Berita
Akun Tiktok “bansos.id” pada Senin (10/8/2026) mengunggah gambar [arsip] yang menampilkan klaim tautan untuk pendaftaran Program Indonesia Pintar (PIP). Unggahan disertai narasi:
“Bantuan program Indonesia pintar bulan Agustus 2026”
Per Sabtu (29/8/2026) unggahan tersebut telah ditonton 1659 kali, disukai 19 kali, menuai 20 komentar dan dibagikan 6 kali oleh pengguna Tiktok lainnya.
HASIL CEK FAKTA
Tim Pemeriksa Fakta Mafindo (TurnBackHoax) menelusuri kebenaran klaim dengan mengakses tautan unggahan tersebut. Diketahui tautan mengarah ke formulir yang meminta pengisian nama lengkap sesuai KTP dan nomor Telegram aktif. Ketika diteruskan, pelamar diminta untuk memasukkan kode verifikasi untuk masuk ke akun Telegram. Tautan tersebut kemungkinan besar adalah modus phising atau pencurian data.

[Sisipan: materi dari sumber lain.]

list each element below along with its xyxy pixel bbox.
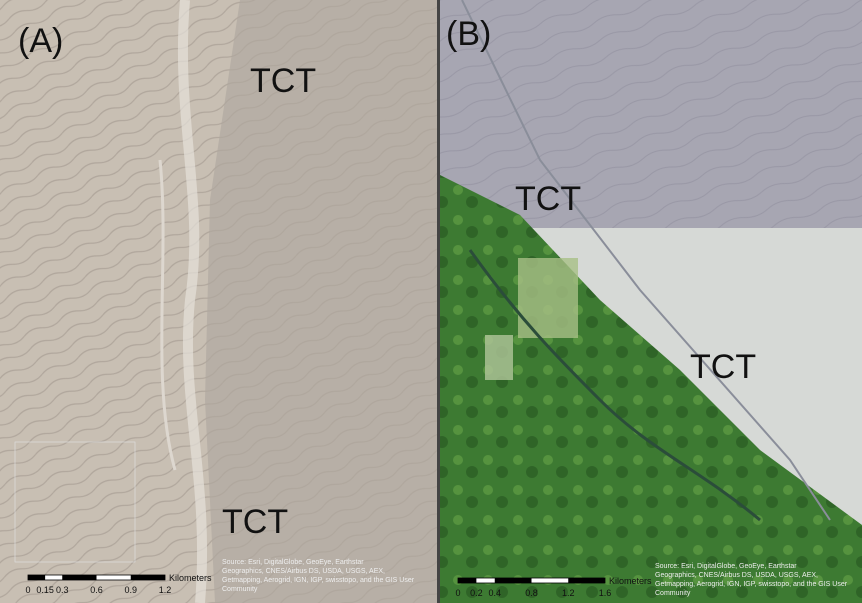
attribution: Source: Esri, DigitalGlobe, GeoEye, Eart… [222,559,364,566]
scale-unit: Kilometers [169,573,212,583]
attribution: Source: Esri, DigitalGlobe, GeoEye, Eart… [655,563,797,570]
panel-label: (B) [446,15,491,53]
attribution: Community [222,586,258,593]
annotation: TCT [222,503,288,541]
panel-b-image [440,0,862,603]
annotation: TCT [690,348,756,386]
attribution: Community [655,590,691,597]
scale-bar-segment [495,578,532,583]
attribution: Geographics, CNES/Airbus DS, USDA, USGS,… [222,568,385,575]
scale-tick-label: 0.3 [56,585,69,595]
annotation: TCT [515,180,581,218]
scale-tick-label: 0.8 [525,588,538,598]
scale-bar-segment [458,578,476,583]
scale-tick-label: 0.15 [36,585,54,595]
attribution: Geographics, CNES/Airbus DS, USDA, USGS,… [655,572,818,579]
scale-tick-label: 0.6 [90,585,103,595]
scale-tick-label: 0.4 [488,588,501,598]
scale-tick-label: 1.2 [562,588,575,598]
panel-label: (A) [18,22,63,60]
scale-tick-label: 0 [455,588,460,598]
annotation: TCT [250,62,316,100]
attribution: Getmapping, Aerogrid, IGN, IGP, swisstop… [655,581,848,588]
scale-bar-segment [131,575,165,580]
figure: (A)TCTTCT00.150.30.60.91.2KilometersSour… [0,0,862,603]
scale-bar-segment [28,575,45,580]
panel-a-image [0,0,437,603]
page: {"panels": [ {"label": "(A)", "annotatio… [0,0,862,603]
scale-tick-label: 1.2 [159,585,172,595]
scale-tick-label: 0.9 [124,585,137,595]
scale-tick-label: 1.6 [599,588,612,598]
scale-bar-segment [568,578,605,583]
scale-tick-label: 0.2 [470,588,483,598]
scale-unit: Kilometers [609,576,652,586]
attribution: Getmapping, Aerogrid, IGN, IGP, swisstop… [222,577,415,584]
scale-bar-segment [62,575,96,580]
scale-tick-label: 0 [25,585,30,595]
divider [437,0,440,603]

TurnBackHoax menelusuri lebih lanjut kebenaran klaim dengan memasukkan kata kunci “cara mendaftar Program Indonesia Pintar (PIP)” di mesin pencari Google. Pencarian mengarah ke artikel milik detik.com “Cara Daftar Jadi Penerima PIP 2026 Lengkap Syarat yang Harus Dipenuhi” yang tayang pada Rabu (5/8/2026). Terdapat dua jalur untuk menjadi penerima PIP, yakni melalui Data Terpadu Kesejahteraan Sosial (DTKS) dan usulan dari sekolah.

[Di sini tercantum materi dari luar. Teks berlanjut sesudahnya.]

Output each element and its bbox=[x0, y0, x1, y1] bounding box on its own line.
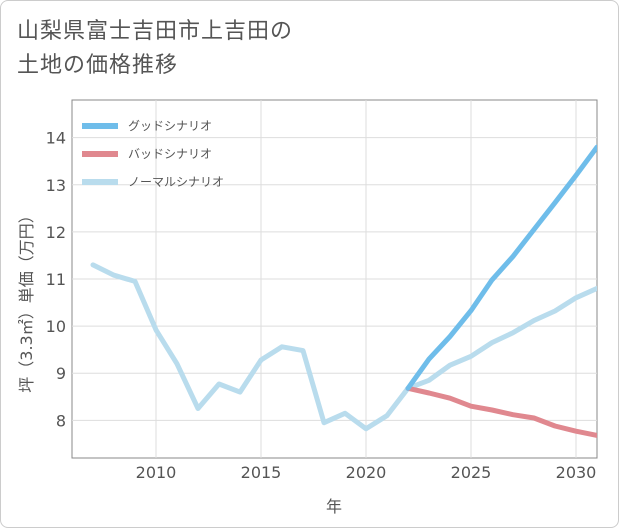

Bagi peserta didik yang telah terdaftar dalam DTKS dan memenuhi persyaratan, data tersebut dapat menjadi calon penerima PIP. Apabila belum tercatat dalam DTKS, orang tua atau wali dapat mengajukan pendataan melalui pemerintah desa atau kelurahan maupun dinas sosial setempat.
Proses pendaftaran usulan dari sekolah ini umumnya sekolah akan mencatat data siswa calon penerima. Setelah itu, sekolah akan mendaftarkan calon penerima ke aplikasi Data Pokok Pendidikan (Dapodik).
Adapun pemerintah menyalurkan dana PIP 2026 melalui Kementerian Pendidikan Dasar dan Menengah (Kemendikdasmen). Untuk memastikan dana sampai pada penerimanya, pemerintah menegaskan bahwa pengecekan pencairan PIP 2026 hanya bisa dilakukan di satu domain. Para penerima dapat mengeceknya melalui situs pip.kemendikdasmen.go.id. Penting untuk menggunakan saluran resmi untuk menghindari tautan palsu atau phising.